A devastação causada pelos deslizamentos no Nepal e no Tibete não terminou com a queda da lama. Agora, os moradores das regiões atingidas precisam lidar com um novo inimigo invisível: os rejeitos deixados pelo desastre, que podem contaminar o solo e a água, elevando o risco de doenças infecciosas e problemas respiratórios.

Especialistas alertam que o contato prolongado com a lama misturada a dejetos e produtos químicos pode provocar desde infecções de pele até doenças gastrointestinais. A falta de infraestrutura básica e de acesso a água potável agrava o cenário, tornando a recuperação ainda mais lenta e perigosa para a população local.

Além do perigo físico, o impacto psicológico é profundo. Famílias que perderam tudo, incluindo entes queridos, enfrentam quadros de estresse pós-traumático, ansiedade e depressão, sem contar com suporte adequado. A combinação de trauma e condições precárias de vida cria um ciclo de vulnerabilidade difícil de romper.

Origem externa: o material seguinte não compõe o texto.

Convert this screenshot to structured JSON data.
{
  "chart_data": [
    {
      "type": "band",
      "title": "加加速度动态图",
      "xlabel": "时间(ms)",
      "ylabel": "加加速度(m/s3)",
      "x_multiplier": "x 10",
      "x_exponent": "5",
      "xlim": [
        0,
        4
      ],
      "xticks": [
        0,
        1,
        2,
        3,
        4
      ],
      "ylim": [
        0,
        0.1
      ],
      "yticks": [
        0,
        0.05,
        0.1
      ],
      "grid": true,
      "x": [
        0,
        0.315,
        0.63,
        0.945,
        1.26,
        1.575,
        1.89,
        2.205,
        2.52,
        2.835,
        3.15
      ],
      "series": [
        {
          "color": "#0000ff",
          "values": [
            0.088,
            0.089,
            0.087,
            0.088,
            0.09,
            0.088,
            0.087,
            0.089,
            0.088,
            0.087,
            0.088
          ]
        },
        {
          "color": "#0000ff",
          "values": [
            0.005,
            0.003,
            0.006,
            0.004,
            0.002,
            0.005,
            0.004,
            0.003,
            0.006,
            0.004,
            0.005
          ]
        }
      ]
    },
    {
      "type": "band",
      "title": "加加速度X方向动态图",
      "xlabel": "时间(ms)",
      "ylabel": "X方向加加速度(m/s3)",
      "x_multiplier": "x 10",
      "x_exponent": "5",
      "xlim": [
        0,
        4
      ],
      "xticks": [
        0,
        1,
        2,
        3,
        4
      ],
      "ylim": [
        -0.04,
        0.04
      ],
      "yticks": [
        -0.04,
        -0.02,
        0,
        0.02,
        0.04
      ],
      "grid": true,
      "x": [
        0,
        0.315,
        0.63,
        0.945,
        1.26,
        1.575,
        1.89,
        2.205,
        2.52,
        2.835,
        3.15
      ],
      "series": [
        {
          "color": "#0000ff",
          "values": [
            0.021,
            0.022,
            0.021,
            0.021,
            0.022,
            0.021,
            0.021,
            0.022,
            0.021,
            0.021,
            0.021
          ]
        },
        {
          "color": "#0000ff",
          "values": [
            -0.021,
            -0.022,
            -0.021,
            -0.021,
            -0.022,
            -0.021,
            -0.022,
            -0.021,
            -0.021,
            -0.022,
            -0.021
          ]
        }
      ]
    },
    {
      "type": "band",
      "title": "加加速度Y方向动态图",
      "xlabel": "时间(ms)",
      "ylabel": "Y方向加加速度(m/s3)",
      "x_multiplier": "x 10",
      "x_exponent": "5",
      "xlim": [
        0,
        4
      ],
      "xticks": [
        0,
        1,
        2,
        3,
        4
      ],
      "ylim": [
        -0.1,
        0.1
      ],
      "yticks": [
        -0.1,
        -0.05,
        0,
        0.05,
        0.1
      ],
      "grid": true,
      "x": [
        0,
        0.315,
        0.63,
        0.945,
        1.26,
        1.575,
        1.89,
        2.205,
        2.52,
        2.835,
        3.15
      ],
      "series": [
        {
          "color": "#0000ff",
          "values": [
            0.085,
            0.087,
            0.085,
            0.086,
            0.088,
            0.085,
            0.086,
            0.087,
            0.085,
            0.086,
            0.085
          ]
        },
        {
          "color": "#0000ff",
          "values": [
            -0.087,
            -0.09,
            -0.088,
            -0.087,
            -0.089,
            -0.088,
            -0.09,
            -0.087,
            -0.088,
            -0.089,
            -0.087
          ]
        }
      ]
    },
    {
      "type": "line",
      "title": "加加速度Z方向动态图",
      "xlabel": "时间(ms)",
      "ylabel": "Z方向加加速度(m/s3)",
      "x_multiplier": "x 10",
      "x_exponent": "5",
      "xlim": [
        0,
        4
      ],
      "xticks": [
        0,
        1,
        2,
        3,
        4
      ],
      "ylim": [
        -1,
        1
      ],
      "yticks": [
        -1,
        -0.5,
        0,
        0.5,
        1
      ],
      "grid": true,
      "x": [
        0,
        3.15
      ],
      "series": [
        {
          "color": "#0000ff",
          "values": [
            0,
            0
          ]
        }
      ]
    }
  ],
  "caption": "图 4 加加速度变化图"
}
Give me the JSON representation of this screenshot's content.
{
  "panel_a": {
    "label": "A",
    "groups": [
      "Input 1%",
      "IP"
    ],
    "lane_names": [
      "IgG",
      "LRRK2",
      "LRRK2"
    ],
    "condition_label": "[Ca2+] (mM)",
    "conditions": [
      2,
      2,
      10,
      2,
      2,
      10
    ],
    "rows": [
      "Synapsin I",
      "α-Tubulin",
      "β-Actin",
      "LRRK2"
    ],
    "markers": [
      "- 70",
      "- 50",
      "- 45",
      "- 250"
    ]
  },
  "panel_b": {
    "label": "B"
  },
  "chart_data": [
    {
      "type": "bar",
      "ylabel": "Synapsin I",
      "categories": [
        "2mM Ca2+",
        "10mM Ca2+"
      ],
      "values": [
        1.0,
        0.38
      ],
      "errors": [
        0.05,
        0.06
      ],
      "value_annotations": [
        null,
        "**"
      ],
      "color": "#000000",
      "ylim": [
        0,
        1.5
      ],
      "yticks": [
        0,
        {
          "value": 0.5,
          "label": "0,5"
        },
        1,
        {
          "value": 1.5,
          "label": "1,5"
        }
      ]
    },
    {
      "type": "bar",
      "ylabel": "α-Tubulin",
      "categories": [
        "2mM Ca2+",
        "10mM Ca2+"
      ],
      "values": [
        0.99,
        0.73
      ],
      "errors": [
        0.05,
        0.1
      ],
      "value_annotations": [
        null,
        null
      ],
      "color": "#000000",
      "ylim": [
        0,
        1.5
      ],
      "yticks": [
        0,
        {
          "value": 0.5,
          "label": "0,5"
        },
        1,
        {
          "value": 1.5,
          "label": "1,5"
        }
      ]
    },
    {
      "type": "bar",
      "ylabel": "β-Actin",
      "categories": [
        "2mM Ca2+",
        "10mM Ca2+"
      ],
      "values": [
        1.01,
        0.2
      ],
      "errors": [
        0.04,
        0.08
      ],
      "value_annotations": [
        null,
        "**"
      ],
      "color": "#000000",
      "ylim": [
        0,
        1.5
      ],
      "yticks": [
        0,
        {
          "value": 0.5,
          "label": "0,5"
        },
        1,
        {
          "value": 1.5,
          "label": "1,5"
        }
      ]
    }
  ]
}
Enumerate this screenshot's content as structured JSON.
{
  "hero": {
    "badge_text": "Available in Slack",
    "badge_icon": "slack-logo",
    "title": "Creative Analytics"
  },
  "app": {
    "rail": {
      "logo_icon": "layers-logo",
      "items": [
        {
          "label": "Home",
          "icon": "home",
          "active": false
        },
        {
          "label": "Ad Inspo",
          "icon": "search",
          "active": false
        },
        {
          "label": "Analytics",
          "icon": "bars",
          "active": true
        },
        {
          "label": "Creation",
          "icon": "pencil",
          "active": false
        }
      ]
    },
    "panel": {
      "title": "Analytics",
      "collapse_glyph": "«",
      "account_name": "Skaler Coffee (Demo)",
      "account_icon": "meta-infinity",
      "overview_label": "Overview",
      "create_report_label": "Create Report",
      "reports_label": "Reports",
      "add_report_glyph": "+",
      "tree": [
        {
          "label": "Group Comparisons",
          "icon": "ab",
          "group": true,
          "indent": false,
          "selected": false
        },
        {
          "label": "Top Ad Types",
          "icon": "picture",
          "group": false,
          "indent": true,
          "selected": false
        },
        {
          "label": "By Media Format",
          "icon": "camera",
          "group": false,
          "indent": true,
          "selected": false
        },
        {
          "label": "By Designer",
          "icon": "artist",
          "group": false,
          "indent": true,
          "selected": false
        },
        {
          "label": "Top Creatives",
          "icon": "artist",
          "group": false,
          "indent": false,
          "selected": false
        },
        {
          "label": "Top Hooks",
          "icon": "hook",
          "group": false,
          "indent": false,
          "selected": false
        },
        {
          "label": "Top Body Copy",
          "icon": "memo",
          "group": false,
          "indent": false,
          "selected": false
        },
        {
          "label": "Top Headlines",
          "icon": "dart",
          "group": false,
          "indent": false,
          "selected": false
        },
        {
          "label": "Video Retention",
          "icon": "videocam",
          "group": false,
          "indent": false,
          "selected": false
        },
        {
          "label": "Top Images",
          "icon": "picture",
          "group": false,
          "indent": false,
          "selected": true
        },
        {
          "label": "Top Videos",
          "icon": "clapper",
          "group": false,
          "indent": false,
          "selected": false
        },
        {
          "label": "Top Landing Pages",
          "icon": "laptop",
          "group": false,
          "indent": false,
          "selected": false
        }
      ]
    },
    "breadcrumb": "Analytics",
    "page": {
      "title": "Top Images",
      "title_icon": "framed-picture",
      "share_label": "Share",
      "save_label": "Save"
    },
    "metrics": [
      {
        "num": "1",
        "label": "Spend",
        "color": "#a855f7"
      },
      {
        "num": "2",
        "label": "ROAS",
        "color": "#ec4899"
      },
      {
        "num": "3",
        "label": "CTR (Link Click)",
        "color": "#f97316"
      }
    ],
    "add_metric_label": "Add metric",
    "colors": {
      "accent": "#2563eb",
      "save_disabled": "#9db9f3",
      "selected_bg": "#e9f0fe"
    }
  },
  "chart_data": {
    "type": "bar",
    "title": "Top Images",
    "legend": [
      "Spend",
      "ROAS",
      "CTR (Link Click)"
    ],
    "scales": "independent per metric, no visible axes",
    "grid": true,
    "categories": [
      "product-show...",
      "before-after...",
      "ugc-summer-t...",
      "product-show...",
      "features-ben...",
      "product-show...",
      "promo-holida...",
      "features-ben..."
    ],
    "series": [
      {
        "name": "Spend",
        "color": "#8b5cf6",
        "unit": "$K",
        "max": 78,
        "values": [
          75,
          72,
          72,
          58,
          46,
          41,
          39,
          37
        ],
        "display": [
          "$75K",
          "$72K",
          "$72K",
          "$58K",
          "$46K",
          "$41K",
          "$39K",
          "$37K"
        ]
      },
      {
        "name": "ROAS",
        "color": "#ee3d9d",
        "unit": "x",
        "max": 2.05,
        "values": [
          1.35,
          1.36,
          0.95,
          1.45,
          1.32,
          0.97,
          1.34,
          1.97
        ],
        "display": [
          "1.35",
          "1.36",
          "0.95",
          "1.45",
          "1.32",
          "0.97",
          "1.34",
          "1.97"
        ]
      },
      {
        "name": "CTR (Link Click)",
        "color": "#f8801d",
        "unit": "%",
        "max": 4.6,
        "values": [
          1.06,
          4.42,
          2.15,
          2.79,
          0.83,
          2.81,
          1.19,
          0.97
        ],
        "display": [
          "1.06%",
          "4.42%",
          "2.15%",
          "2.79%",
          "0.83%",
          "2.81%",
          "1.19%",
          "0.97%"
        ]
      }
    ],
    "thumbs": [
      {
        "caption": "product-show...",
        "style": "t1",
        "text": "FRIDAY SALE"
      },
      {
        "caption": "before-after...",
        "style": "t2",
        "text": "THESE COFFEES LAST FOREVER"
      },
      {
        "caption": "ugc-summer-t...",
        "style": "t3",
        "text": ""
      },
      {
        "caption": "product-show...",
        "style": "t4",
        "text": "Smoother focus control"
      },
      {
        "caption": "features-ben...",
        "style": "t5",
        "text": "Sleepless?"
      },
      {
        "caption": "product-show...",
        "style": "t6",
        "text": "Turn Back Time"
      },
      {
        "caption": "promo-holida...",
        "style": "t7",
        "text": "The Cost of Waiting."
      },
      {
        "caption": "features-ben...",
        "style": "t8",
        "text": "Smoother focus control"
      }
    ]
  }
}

Autoridades locais e organizações humanitárias correm contra o tempo para mapear as áreas de maior contaminação e oferecer atendimento médico e psicológico. A expectativa é que, nas próximas semanas, haja um plano de descontaminação e reassentamento, mas a falta de recursos e o acesso difícil às regiões montanhosas prometem atrasar a ajuda.

O próximo passo esperado é a mobilização internacional para financiar a limpeza e a assistência às vítimas, enquanto especialistas monitoram os efeitos de longo prazo na saúde pública. A tragédia, que já é uma das piores da região, pode deixar marcas que vão muito além do que os olhos veem.